BY JULIANNE MALVEAUX

 

            The news that the United States will not sit on the United Nations Committee on Human Rights was alarming to many in this country, especially as countries like China and the Sudan claimed seats.  All it takes, though, is a trip out of the United States to fully understand how complex the world's feelings are toward us.  I was not surprised that even our allies have ambiguous feelings about our world dominance, and that they would act these feelings out by abstaining in a critical United Nations vote.

 

            Let's start with the big stuff. WE don't play by the rules.   WE still haven't paid our long-overdue United Nations dues, and we keep attaching strings to our payment.
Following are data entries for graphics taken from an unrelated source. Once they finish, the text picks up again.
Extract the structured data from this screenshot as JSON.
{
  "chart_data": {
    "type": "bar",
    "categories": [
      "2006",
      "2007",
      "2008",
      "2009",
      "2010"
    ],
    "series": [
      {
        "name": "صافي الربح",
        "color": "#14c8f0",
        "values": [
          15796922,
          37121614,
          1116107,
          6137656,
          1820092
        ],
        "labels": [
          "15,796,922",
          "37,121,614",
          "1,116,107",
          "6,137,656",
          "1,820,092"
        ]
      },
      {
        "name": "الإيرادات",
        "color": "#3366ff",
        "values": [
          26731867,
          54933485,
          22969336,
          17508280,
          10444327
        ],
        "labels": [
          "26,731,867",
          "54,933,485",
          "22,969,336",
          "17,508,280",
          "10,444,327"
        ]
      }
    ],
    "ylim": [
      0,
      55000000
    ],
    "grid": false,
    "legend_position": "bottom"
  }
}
If some small country, the Sudan perhaps, failed to pay its dues, how would we respond?  But we've held our payment up in a series of procedural objections so absurd that private citizens like billionaire Ted Turner have offered to pay our dues for us.

 

            We also fail to abide by United Nations treaties on things like the rights of women or the rights of children.  Oh, we mouth the principles easily enough, and we participate in the conferences and meetings.  But when it comes time to put our signature, our policies, where our rhetoric is, we aren't willing to do so.  Our unwillingness to abide by the Kyoto accord, that shapes world environmental issues, is a case in point.  We are the world's 700-pound gorilla, a dominant force, especially militarily.  We don't have to flex our muscles, but we keep doing so, and then we seem surprised when others are offended by our preening.  The wolf tickets that President Bush sold to China after our plane landed on their soil were both unfortunate and an unnecessary show of strength, bound to alienate not only the Chinese but the rest of the world.  Fairly or unfairly, we are also seen as the dominant force in international monetary bodies like the IMF and the World Bank.  Thus, in the developing world, where interest payments make it impossible for countries to invest in education, health, or other human development projects, it is the US, not the world bodies that are resented.  The World Bank's structural adjustment policies, now modified, are a source of resentment, and our unwillingness to forgive the debt of developing nations is also an issue.  We miss being on a human rights panel, but eating is a human right that millions do not enjoy, partly because of policies we are perceived to have directed.  

 

            The United States is perceived to be a hypocritical country that never hesitates to lecture the world on human rights issues, but often fails to adhere to basic human rights principles within our own borders.  That's why our November 2000 elections were so amusing to those who have chafed when international bodies, led by the United States, came to watch their polls.  I participated in a panel discussion that was broadcast internationally and was mortified when a Rwandan man called in to suggest international poll watchers in the United States.  Of course, his comment was mostly tongue in cheek.    With Rwandans now being tried in world courts, there is a gulf of difference between the human rights violations in that country and this.  Still, how dare we speak of human rights and democracy when we seem to have only a limited commitment to such principles in our own borders?  We simply cannot offer rhetorical leadership for a set of principles we are unwilling to ahere to without making ourselves the laughingstocks of the world.  

 

            Petulant nationalists will say that the world can't do without the United States, our military might, our technological innovations, our educational access, our power.  They may be right, but if we know that we are the big kid on the block, whey don't we act like it.  We could pay our United Nations dues, be more gracious about the difference between our power and that of the rest of the world.  We could court our allies instead of ordering them to respond to us.  

 

            When we behave like hypocrites and bullies, the rest of the world can't resist an opportunity to try to cage a 700-pound gorilla.  Rejecting the United States from a UN human rights panel was a slap on the wrist, a bid for attention, a signal we should pay attention to.  Instead of talking about retaliating or further withholding our UN dues, we ought to talk about ways we can "make nice" with the rest of the world.